Details
-
Bug
-
Status: Open (View Workflow)
-
Major
-
Resolution: Unresolved
-
10.6.10
-
None
-
redhat 7 64-bits on VMware
Description
Hi all,
The DB is a 3 nodes galera prodcution cluster with 2 data nodes and 1 arbitrator.
Encountered an incident that many SQL hung at one point. The SQL stopped at "Sending data" / "Updating".
We cannot figured out resason. The final action is to restart DB node to resume.
During the review, we found that binlog content has tranaction not in time order.

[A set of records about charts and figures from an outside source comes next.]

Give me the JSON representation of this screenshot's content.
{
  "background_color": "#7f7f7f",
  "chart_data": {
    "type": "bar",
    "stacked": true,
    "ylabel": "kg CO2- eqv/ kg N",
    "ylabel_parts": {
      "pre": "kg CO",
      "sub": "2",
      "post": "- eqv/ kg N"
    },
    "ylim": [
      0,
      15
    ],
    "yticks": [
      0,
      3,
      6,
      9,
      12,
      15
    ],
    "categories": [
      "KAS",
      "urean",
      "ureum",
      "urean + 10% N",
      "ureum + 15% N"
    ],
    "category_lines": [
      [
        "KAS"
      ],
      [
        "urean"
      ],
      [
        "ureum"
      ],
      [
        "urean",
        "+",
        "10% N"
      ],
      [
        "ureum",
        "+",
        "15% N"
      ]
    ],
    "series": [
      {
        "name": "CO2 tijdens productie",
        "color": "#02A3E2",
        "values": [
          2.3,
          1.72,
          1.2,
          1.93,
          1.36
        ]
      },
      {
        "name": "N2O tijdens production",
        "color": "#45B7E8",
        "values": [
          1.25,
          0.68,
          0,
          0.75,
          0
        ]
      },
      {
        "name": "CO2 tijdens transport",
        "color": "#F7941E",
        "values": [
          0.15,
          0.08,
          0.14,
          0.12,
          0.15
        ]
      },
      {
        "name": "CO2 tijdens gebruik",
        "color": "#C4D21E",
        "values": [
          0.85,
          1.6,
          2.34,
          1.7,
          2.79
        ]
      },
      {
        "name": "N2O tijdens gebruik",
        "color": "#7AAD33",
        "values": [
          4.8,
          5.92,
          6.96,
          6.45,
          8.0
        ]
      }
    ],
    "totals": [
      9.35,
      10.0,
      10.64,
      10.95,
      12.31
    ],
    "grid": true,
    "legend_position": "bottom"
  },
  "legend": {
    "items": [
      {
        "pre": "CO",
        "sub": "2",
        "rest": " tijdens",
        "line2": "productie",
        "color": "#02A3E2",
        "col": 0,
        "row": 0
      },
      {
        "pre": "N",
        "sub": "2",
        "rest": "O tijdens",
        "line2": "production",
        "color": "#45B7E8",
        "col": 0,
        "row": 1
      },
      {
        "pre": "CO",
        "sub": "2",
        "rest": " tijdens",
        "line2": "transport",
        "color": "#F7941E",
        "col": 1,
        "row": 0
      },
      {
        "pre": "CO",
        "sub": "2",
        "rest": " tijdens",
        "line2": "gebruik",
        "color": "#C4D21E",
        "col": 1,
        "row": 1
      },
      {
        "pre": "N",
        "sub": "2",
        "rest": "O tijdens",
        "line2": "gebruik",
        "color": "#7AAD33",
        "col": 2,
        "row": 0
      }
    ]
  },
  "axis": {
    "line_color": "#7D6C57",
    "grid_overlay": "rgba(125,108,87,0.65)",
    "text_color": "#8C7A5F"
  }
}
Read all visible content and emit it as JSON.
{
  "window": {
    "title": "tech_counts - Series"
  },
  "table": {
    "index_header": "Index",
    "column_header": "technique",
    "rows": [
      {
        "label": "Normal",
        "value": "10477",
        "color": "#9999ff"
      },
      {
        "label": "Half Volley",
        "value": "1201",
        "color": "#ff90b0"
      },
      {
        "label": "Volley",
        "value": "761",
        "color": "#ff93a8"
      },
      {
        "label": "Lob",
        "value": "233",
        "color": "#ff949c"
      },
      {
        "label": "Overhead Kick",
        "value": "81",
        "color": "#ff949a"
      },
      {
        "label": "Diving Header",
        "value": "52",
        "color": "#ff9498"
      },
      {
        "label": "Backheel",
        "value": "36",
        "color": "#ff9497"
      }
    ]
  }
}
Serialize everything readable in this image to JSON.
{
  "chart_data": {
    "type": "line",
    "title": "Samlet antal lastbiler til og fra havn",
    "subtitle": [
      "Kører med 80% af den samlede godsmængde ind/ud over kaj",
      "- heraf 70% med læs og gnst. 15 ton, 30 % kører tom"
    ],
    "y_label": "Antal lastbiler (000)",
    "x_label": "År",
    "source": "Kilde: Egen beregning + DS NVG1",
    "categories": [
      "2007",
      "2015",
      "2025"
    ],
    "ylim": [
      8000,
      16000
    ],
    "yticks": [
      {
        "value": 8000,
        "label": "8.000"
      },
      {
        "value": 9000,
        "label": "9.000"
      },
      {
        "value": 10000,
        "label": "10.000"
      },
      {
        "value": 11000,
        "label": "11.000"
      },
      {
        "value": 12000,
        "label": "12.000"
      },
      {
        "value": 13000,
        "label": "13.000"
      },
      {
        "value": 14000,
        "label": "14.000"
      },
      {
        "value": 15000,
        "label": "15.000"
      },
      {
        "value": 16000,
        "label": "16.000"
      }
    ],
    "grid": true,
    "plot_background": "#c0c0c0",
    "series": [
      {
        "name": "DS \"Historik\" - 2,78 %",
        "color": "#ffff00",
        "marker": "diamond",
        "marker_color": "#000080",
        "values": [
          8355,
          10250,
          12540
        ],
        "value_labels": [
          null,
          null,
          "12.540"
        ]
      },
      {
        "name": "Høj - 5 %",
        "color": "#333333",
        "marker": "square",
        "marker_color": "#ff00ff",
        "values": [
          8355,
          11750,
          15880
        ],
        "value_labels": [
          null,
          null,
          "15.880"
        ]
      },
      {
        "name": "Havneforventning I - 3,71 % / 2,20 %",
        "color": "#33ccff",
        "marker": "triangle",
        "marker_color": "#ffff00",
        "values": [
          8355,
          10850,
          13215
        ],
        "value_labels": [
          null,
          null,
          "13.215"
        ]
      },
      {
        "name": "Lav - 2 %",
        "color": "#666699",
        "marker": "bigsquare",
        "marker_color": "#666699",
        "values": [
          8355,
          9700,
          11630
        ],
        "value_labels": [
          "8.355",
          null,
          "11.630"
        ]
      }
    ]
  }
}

Xid = 200421161 timestamp is 1:50:07 but it is earlier than
Xid = 200421179 timestamp is 1:49:42
The DB has 4 Galera slave thread. Is it related?
Any problem of this behavior?
In case we need to recovery db to 1:50:00, will Xid = 200421179 transaction be applied? We worry recovery will stop at Xid = 200421161 since its time is 1:50:07.
We captured processlist every 1min. In the first checking, time is 01:50:01 and found oldest pending SQL waited for 19s. Thus, old SQL started at 1:49:42. This matched with Xid = 200421179.
Kindly help.
attached files:
binlog-mask.txt - binlog content extracted
processlist.txt - process list of node 1
mariadb.node1.cnf - db node 1 my.cnf
mariadb.node2.cnf - db node 2 my.cnf
Regards,
William Wong